Why the popularity? There are a number of reasons. His personal qualities — loving husband, dutiful and affectionate father, and loyal son to both parents of a difficult marriage — offer a wonderful example to any number of modern people in difficult personal situations. His personal piety — devotion to the Blessed Sacrament, Sacred and Immaculate Hearts, the Rosary, his intense prayer life in general — would be the envy of many in religious orders, let alone laymen in positions of authority.
As a soldier he was personally brave, considerate of his men, chivalrous toward prisoners, and devoted to the mission at hand. His vision for his peoples and for a peaceful Europe was far better than that of the majority of politicians of his time.B ut above all, his was a kind of sacrificial leadership. We who are used to rulers who happily sacrifice our blood and treasure for their own sakes are attracted to someone who repeatedly showed himself ready to lay down his life for his subjects.

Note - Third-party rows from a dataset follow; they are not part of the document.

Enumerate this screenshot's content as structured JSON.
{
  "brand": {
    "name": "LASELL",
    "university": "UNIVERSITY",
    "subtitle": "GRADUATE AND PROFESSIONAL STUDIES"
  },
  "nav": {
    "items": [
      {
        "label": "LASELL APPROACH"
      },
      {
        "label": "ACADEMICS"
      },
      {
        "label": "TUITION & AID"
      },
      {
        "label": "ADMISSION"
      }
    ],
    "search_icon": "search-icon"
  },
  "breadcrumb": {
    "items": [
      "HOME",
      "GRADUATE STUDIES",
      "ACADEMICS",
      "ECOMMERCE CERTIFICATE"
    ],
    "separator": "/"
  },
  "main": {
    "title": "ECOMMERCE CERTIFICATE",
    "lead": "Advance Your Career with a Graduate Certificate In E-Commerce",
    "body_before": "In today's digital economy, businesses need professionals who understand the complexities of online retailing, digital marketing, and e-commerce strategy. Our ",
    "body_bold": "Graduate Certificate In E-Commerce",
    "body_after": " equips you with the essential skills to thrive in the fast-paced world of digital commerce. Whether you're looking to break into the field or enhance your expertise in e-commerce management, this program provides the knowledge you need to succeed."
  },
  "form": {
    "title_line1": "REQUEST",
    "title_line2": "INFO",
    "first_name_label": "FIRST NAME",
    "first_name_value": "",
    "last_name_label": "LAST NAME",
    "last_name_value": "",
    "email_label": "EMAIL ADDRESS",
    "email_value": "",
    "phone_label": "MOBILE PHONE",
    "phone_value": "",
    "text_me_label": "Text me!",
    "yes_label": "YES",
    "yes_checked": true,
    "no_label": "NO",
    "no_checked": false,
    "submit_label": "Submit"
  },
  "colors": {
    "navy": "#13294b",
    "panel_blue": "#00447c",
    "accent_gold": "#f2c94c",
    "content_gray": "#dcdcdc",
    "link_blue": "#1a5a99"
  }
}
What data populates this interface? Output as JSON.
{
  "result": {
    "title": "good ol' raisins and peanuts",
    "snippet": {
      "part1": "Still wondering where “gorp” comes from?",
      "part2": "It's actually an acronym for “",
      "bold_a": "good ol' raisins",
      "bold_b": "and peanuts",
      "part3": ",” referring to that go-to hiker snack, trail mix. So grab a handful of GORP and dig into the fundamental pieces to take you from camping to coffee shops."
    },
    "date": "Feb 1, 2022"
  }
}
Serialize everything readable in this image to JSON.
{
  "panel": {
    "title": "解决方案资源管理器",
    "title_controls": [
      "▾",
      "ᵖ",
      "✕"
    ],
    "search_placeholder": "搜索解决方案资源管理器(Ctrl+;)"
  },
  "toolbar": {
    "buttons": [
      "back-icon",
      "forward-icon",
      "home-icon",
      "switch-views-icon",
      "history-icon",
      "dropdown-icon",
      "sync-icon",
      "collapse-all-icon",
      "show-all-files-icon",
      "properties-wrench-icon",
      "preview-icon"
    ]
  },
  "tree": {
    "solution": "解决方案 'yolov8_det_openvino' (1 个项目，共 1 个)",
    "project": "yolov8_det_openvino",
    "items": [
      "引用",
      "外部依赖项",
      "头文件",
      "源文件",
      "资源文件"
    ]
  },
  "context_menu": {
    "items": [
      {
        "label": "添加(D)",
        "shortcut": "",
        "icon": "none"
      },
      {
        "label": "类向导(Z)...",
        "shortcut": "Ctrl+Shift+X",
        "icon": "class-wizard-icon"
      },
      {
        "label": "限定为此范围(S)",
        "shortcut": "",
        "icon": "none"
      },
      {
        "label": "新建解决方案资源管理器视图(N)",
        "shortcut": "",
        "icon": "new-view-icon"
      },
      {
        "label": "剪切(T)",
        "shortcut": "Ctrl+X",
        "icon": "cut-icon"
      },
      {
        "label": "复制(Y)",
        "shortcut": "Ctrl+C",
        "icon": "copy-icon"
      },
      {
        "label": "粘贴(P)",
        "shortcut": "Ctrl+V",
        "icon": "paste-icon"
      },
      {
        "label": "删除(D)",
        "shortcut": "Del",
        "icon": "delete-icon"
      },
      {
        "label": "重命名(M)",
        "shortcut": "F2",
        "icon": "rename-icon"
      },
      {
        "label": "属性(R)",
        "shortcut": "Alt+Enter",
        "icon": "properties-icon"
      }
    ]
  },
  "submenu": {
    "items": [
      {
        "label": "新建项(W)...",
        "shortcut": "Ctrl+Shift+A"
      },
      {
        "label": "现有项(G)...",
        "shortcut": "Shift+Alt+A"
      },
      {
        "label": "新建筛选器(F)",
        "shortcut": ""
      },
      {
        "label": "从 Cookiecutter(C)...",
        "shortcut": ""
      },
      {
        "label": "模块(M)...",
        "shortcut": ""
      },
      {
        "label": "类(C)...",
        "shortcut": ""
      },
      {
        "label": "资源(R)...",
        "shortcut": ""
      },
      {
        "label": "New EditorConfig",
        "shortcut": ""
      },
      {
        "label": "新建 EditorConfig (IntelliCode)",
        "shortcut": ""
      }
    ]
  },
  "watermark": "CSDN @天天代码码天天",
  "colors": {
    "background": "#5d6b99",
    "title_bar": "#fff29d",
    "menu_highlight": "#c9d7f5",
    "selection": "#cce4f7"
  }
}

Indeed, on his deathbed he told his wife that he was “suffering so that his peoples might come back together.” Thinking on the one hand of how acrimonious the relations between those peoples have tended to be down to our time — even leaving out the occasional bouts of bloodshed — it is truly amazing how much Karl loved each of them, from Tyrol to Transylvania and from Czechia to Croatia. Aware as he was of their differing strengths and weaknesses, he was bound to them by oath, and loved them as his children.
Today, those peoples face incorporation largely by Putin; what lies ahead of them are the fates of Belarus or Ireland unless they can find within themselves the unity, the ability to overcome their mutual antipathies so clearly symbolized by Karl and his family down through the ages to the present. Until the outbreak of World War II and the resulting Soviet-American dyarchy made such a quest impossible, Karl and his heirs had sought the creation after 1918 of a Danubian Confederation under their aegis to maintain the peace and happiness of Europe. Today, such a grouping seems essential if they are to resist Russian domination or Western corruption in the long run.
Of course, Karl was a great man, who deserved far better from his countrymen and the world. He might have failed to grow in sanctity had he triumphed in pursuit of his goals. In truth, the tragedy of his defeat was not his, but ours — those who had to deal with the wreckage and his descendants. But apart from seeking his intercession from Heaven and to emulate his personal example, we might also try to make his goals our own: personal integrity and holiness, peace among nations and between social classes, and — if we descend from one of his peoples — reconciliation with our neighbors, for the greater goal of maintaining Christianity in our homelands.